If you have sustained an on the job injury, you should be able to recover workers’ compensation insurance to pay for your medical bills, lost income, and disability benefits. However, there are times when insurance carriers or an employer put up roadblocks when it comes to securing this compensation. When fighting to secure your rightful workers’ compensation, it may be necessary for you to sit for a deposition. Here, we want to explain what a deposition is and how you can prepare for one in a workers’ comp case.
What is a deposition?
Depositions are scheduled in order to gain testimony from every person involved in the case. If you are the subject of the workers’ compensation claim, it is very likely that you will be called to answer questions through a deposition. In these depositions, an attorney for the insurance carrier (or the employer) will be asking the questions. These are the adversaries, and they are looking for a reason to deny the claim. These questions will relate to how you got injured or became ill, as well as questions about your medical care, your recovery, and your current health situation.
Depositions are always going to be recorded in some way, whether by video or audio. A court reporter will be present to provide a transcription of the entire deposition. Depositions are given under oath, meaning the person who is giving the deposition must tell the truth, or they could face legal penalties.

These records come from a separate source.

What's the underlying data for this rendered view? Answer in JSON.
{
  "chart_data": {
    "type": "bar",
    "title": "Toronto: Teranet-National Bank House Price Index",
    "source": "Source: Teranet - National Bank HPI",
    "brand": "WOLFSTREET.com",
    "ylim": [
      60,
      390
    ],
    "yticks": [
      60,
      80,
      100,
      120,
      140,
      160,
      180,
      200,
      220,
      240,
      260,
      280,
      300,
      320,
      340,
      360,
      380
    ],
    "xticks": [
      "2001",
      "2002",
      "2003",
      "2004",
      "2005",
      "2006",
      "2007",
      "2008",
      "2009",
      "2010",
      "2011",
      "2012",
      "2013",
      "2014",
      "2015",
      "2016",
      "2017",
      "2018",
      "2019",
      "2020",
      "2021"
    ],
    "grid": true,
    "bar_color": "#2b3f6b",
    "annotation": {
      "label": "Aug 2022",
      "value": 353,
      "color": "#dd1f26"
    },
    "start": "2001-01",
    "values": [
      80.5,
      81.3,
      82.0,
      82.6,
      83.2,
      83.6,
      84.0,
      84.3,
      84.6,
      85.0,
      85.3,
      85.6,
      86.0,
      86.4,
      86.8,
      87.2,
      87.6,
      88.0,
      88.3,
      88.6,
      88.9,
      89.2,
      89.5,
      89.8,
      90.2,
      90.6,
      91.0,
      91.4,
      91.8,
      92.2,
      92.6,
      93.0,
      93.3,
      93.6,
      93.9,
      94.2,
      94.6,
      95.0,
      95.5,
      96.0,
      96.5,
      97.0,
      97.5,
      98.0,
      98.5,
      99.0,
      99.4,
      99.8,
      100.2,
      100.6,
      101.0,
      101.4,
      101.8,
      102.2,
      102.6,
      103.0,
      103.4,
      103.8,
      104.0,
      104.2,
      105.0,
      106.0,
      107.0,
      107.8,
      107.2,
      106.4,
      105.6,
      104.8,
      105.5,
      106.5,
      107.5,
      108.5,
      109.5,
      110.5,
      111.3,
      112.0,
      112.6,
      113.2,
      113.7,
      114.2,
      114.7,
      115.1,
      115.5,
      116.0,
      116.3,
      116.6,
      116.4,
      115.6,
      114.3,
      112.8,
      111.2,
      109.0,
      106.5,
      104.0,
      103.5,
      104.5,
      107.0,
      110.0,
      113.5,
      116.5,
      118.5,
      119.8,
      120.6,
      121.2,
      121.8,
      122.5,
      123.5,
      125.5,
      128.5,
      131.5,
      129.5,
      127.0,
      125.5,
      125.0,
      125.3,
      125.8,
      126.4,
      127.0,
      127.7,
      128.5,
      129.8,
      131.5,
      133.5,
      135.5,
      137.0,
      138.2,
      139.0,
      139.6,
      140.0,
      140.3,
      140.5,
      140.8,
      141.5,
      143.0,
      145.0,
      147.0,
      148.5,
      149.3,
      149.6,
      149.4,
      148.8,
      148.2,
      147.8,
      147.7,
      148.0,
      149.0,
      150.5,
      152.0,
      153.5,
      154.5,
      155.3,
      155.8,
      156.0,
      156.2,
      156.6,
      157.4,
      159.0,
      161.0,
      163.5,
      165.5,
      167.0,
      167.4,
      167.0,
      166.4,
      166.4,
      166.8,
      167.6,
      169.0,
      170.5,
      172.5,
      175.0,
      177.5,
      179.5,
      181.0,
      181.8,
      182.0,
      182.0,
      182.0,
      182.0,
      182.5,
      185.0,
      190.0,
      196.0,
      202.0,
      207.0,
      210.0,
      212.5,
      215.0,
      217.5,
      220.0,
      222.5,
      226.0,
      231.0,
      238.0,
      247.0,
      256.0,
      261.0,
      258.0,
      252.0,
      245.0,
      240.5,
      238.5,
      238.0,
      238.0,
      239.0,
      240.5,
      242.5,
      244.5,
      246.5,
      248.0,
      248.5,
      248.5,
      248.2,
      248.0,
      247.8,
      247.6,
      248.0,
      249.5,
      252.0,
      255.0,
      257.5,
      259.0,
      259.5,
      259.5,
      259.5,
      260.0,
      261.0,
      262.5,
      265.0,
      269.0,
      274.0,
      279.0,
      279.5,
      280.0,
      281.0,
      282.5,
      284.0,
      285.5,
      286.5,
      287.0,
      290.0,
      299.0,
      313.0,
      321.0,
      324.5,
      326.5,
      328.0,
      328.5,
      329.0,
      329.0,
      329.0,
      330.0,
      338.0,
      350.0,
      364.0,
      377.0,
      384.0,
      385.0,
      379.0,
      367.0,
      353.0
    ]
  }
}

Preparing for your workers’ compensation deposition in Riverside
We want to be honest with you – sitting for a deposition is not fun. If you have never been through a deposition before, you will likely be nervous. Often, those who are going through this process are still in pain from their work-related injury or suffering from symptoms of an occupational illness.
We strongly suggest that any person who has been asked to sit for a deposition work with a skilled attorney who can help them prepare. An attorney can set up a “mock” deposition in order to help get the work injury victim ready for what happens. An attorney will advise the person who will give a deposition to be ready for inquiries based on the following:
How they suffered the injury or illness
Their employment history
Their previous injuries or illnesses
Any medical care and therapy they have received for their work-related injury or illness
When giving a deposition, it is important to speak clearly and truthfully. There is no problem asking the other side to repeat or rephrase their questions and to define any terms that are unfamiliar. Above all, it is important to point out that saying “I don’t know” is always an acceptable answer when you are unsure. It is never a good idea to speculate or assume any answers when giving a deposition.
On a final note, we want to let you know that you should go to a deposition dressed well and properly groomed. In these cases, “judging a book by its cover” does indeed occur. If you present a professional and clean look, this lets all parties involved know that you are serious about the case.